Family Office Insights Update on SEC’s Family Office Rule

As we have discussed in a prior Family Office Insight,1 the so-called “Family Office Rule” under the Investment Advisers Act of 1940 (Advisers Act) provides an exemption from registration under the Advisers Act for family offices that (1) provide investment advice only to “family clients”; (2) are wholly owned by family clients and exclusively controlled by family members/family entities; and (3) do not hold themselves out to the public as investment advisers.2

Since the release of the Family Office Rule, the Securities and Exchange Commission (SEC) has provided some further guidance on the scope of the complex “family client” definition.3 Under the definition, “family clients” can only consist of the lineal descendants of an individual ancestor and their spouses or spousal equivalents. However, the relatives of those spouses are excluded from this definition.

Since the enactment of the Family Office Rule, the SEC has granted a limited number of exceptions to the Family Office Rule to allow for a spouse’s relatives or other closely related family members (“additional family clients”) to be included in the definition of “family client.”4 The applicants for the exemptions have been investment managers who are exempt from registration under the Advisers Act because they meet the requirements of the “Family Office” definition, but who would no longer qualify for the exemption if investment services were provided to the proposed additional family client.

Each exception has been granted upon the particular facts in the request for exemptive relief, but the SEC has granted such exceptions to those in substantially similar circumstances to the applicants who came before.

When determining whether to grant the exemption requests, the SEC has looked at whether:

  • The addition of the additional family client would change the nature of the office into a commercial advisory firm
  • The additional family clients are few in number
  • The additional family clients would represent a small percentage of the total assets under management
  • The inclusion of the additional family clients as “family clients” simply formalizes and memorializes the familial ties and intrafamilial relationships that already exist and have existed for a number of years5
  • There is no public interest that would require the family office to register as an investment adviser

Just as if they had been included in the original definition of “family client,” the additional family clients may include their spouses, estates, and trusts or funds.

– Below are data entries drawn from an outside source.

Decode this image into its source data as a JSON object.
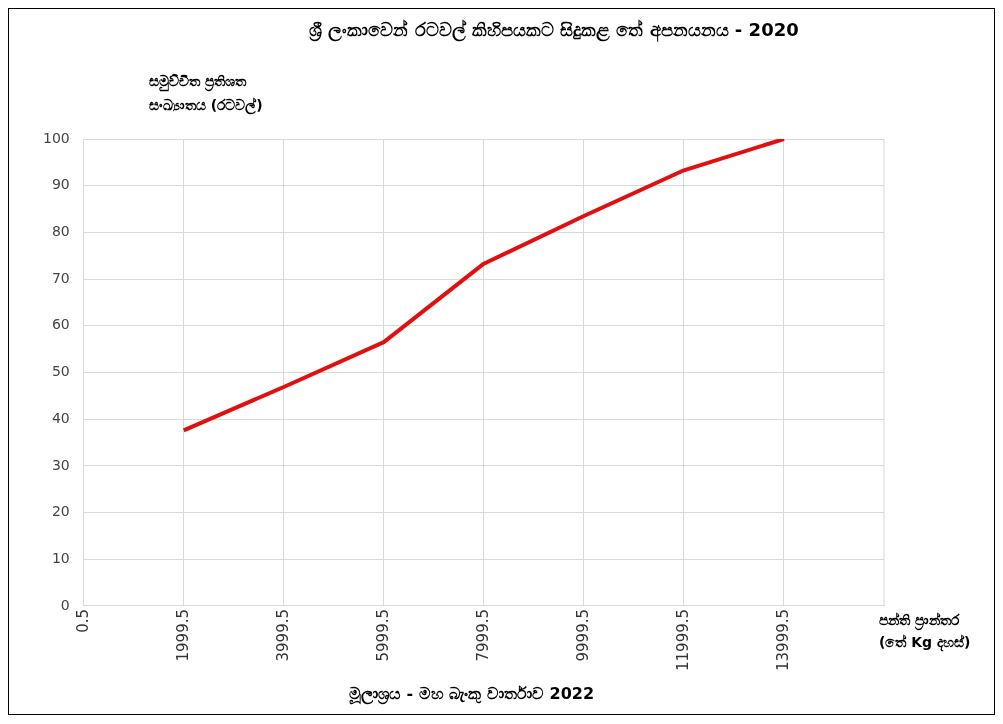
{
  "chart_data": {
    "type": "line",
    "title": "ශ්‍රී ලංකාවෙන් රටවල් කිහිපයකට සිදුකළ තේ අපනයනය  - 2020",
    "ylabel": "සමුච්චිත ප්‍රතිශත සංඛ්‍යාතය (රටවල්)",
    "xlabel": "පන්ති ප්‍රාන්තර (තේ Kg දහස්)",
    "annotations": [
      "මූලාශ්‍රය - මහ බැංකු වාර්තාව 2022"
    ],
    "x": [
      1999.5,
      3999.5,
      5999.5,
      7999.5,
      9999.5,
      11999.5,
      13999.5
    ],
    "series": [
      {
        "color": "#e01010",
        "values": [
          37.6,
          46.9,
          56.5,
          73.3,
          83.5,
          93.3,
          100
        ]
      }
    ],
    "xlim": [
      0.5,
      15999.5
    ],
    "xticks": [
      0.5,
      1999.5,
      3999.5,
      5999.5,
      7999.5,
      9999.5,
      11999.5,
      13999.5
    ],
    "ylim": [
      0,
      100
    ],
    "yticks": [
      0,
      10,
      20,
      30,
      40,
      50,
      60,
      70,
      80,
      90,
      100
    ],
    "grid": true,
    "legend": false,
    "marker": "none",
    "line_style": "solid"
  }
}
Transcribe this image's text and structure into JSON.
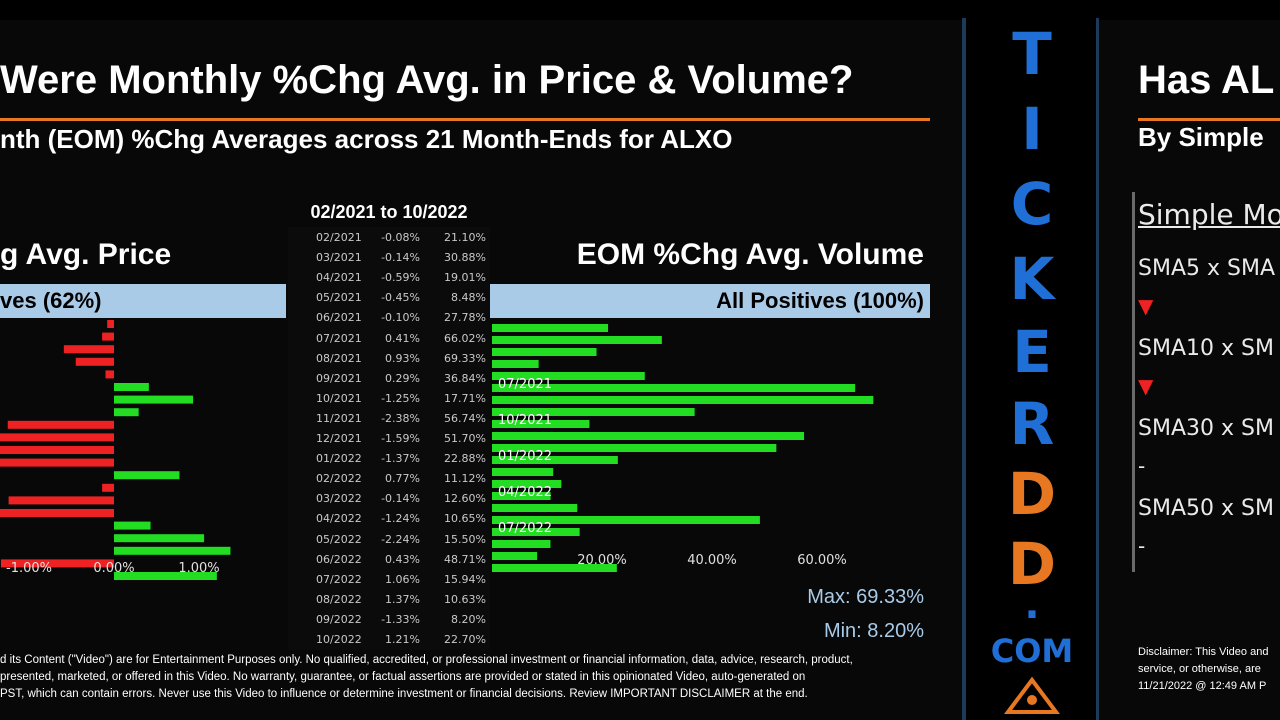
{
  "left_slide": {
    "title": "Were Monthly %Chg Avg. in Price & Volume?",
    "subtitle": "nth (EOM) %Chg Averages across 21 Month-Ends for ALXO",
    "date_range": "02/2021 to 10/2022",
    "price_header": "g Avg. Price",
    "price_band": "ves (62%)",
    "volume_header": "EOM %Chg Avg. Volume",
    "volume_band": "All Positives (100%)",
    "max_label": "Max: 69.33%",
    "min_label": "Min: 8.20%",
    "disclaimer_lines": [
      "d its Content (\"Video\") are for Entertainment Purposes only. No qualified, accredited, or professional investment or financial information, data, advice, research, product,",
      "presented, marketed, or offered in this Video. No warranty, guarantee, or factual assertions are provided or stated in this opinionated Video, auto-generated on",
      "PST, which can contain errors. Never use this Video to influence or determine investment or financial decisions. Review IMPORTANT DISCLAIMER at the end."
    ],
    "table": [
      {
        "month": "02/2021",
        "price": "-0.08%",
        "volume": "21.10%"
      },
      {
        "month": "03/2021",
        "price": "-0.14%",
        "volume": "30.88%"
      },
      {
        "month": "04/2021",
        "price": "-0.59%",
        "volume": "19.01%"
      },
      {
        "month": "05/2021",
        "price": "-0.45%",
        "volume": "8.48%"
      },
      {
        "month": "06/2021",
        "price": "-0.10%",
        "volume": "27.78%"
      },
      {
        "month": "07/2021",
        "price": "0.41%",
        "volume": "66.02%"
      },
      {
        "month": "08/2021",
        "price": "0.93%",
        "volume": "69.33%"
      },
      {
        "month": "09/2021",
        "price": "0.29%",
        "volume": "36.84%"
      },
      {
        "month": "10/2021",
        "price": "-1.25%",
        "volume": "17.71%"
      },
      {
        "month": "11/2021",
        "price": "-2.38%",
        "volume": "56.74%"
      },
      {
        "month": "12/2021",
        "price": "-1.59%",
        "volume": "51.70%"
      },
      {
        "month": "01/2022",
        "price": "-1.37%",
        "volume": "22.88%"
      },
      {
        "month": "02/2022",
        "price": "0.77%",
        "volume": "11.12%"
      },
      {
        "month": "03/2022",
        "price": "-0.14%",
        "volume": "12.60%"
      },
      {
        "month": "04/2022",
        "price": "-1.24%",
        "volume": "10.65%"
      },
      {
        "month": "05/2022",
        "price": "-2.24%",
        "volume": "15.50%"
      },
      {
        "month": "06/2022",
        "price": "0.43%",
        "volume": "48.71%"
      },
      {
        "month": "07/2022",
        "price": "1.06%",
        "volume": "15.94%"
      },
      {
        "month": "08/2022",
        "price": "1.37%",
        "volume": "10.63%"
      },
      {
        "month": "09/2022",
        "price": "-1.33%",
        "volume": "8.20%"
      },
      {
        "month": "10/2022",
        "price": "1.21%",
        "volume": "22.70%"
      }
    ]
  },
  "brand": {
    "letters": [
      "T",
      "I",
      "C",
      "K",
      "E",
      "R",
      "D",
      "D"
    ],
    "letter_colors": [
      "#1f6fd6",
      "#1f6fd6",
      "#1f6fd6",
      "#1f6fd6",
      "#1f6fd6",
      "#1f6fd6",
      "#e87722",
      "#e87722"
    ],
    "dot": ".",
    "com": "COM"
  },
  "right_slide": {
    "title": "Has AL",
    "subtitle": "By Simple",
    "section_header": "Simple Mo",
    "items": [
      {
        "label": "SMA5 x SMA",
        "signal": "▼"
      },
      {
        "label": "SMA10 x SM",
        "signal": "▼"
      },
      {
        "label": "SMA30 x SM",
        "signal": "-"
      },
      {
        "label": "SMA50 x SM",
        "signal": "-"
      }
    ],
    "disclaimer_lines": [
      "Disclaimer: This Video and",
      "service, or otherwise, are",
      "11/21/2022 @ 12:49 AM P"
    ]
  },
  "chart_data": [
    {
      "type": "bar",
      "title": "g Avg. Price",
      "orientation": "horizontal",
      "categories": [
        "02/2021",
        "03/2021",
        "04/2021",
        "05/2021",
        "06/2021",
        "07/2021",
        "08/2021",
        "09/2021",
        "10/2021",
        "11/2021",
        "12/2021",
        "01/2022",
        "02/2022",
        "03/2022",
        "04/2022",
        "05/2022",
        "06/2022",
        "07/2022",
        "08/2022",
        "09/2022",
        "10/2022"
      ],
      "values": [
        -0.08,
        -0.14,
        -0.59,
        -0.45,
        -0.1,
        0.41,
        0.93,
        0.29,
        -1.25,
        -2.38,
        -1.59,
        -1.37,
        0.77,
        -0.14,
        -1.24,
        -2.24,
        0.43,
        1.06,
        1.37,
        -1.33,
        1.21
      ],
      "tick_labels": [
        "-1.00%",
        "0.00%",
        "1.00%"
      ],
      "xlim": [
        -2.4,
        1.4
      ],
      "colors": {
        "positive": "#22dd22",
        "negative": "#ee2222"
      }
    },
    {
      "type": "bar",
      "title": "EOM %Chg Avg. Volume",
      "orientation": "horizontal",
      "categories": [
        "02/2021",
        "03/2021",
        "04/2021",
        "05/2021",
        "06/2021",
        "07/2021",
        "08/2021",
        "09/2021",
        "10/2021",
        "11/2021",
        "12/2021",
        "01/2022",
        "02/2022",
        "03/2022",
        "04/2022",
        "05/2022",
        "06/2022",
        "07/2022",
        "08/2022",
        "09/2022",
        "10/2022"
      ],
      "values": [
        21.1,
        30.88,
        19.01,
        8.48,
        27.78,
        66.02,
        69.33,
        36.84,
        17.71,
        56.74,
        51.7,
        22.88,
        11.12,
        12.6,
        10.65,
        15.5,
        48.71,
        15.94,
        10.63,
        8.2,
        22.7
      ],
      "tick_labels": [
        "20.00%",
        "40.00%",
        "60.00%"
      ],
      "category_labels": [
        "07/2021",
        "10/2021",
        "01/2022",
        "04/2022",
        "07/2022"
      ],
      "xlim": [
        0,
        80
      ],
      "colors": {
        "positive": "#22dd22"
      }
    }
  ]
}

Although the additional family clients may receive investment management services from the family office, they may not control or participate in the management of the office. The office must remain, and must be at all times wholly owned by family clients meeting the statutory definition and exclusively controlled by “family members” or “family entities” as defined in the rule. Furthermore, the assets beneficially owned by “family members” and/or “family entities” must account for a large majority6 of the family office’s assets under management.

While this exception is limited, it may provide important relief for family offices seeking to include an important in-law or similar family member, and shows a willingness on the part of the SEC to apply a measure of flexibility to the application of the Family Office Rule. Family offices may want to consider whether there are potential “additional family members” for whom they may wish to obtain this exemptive relief.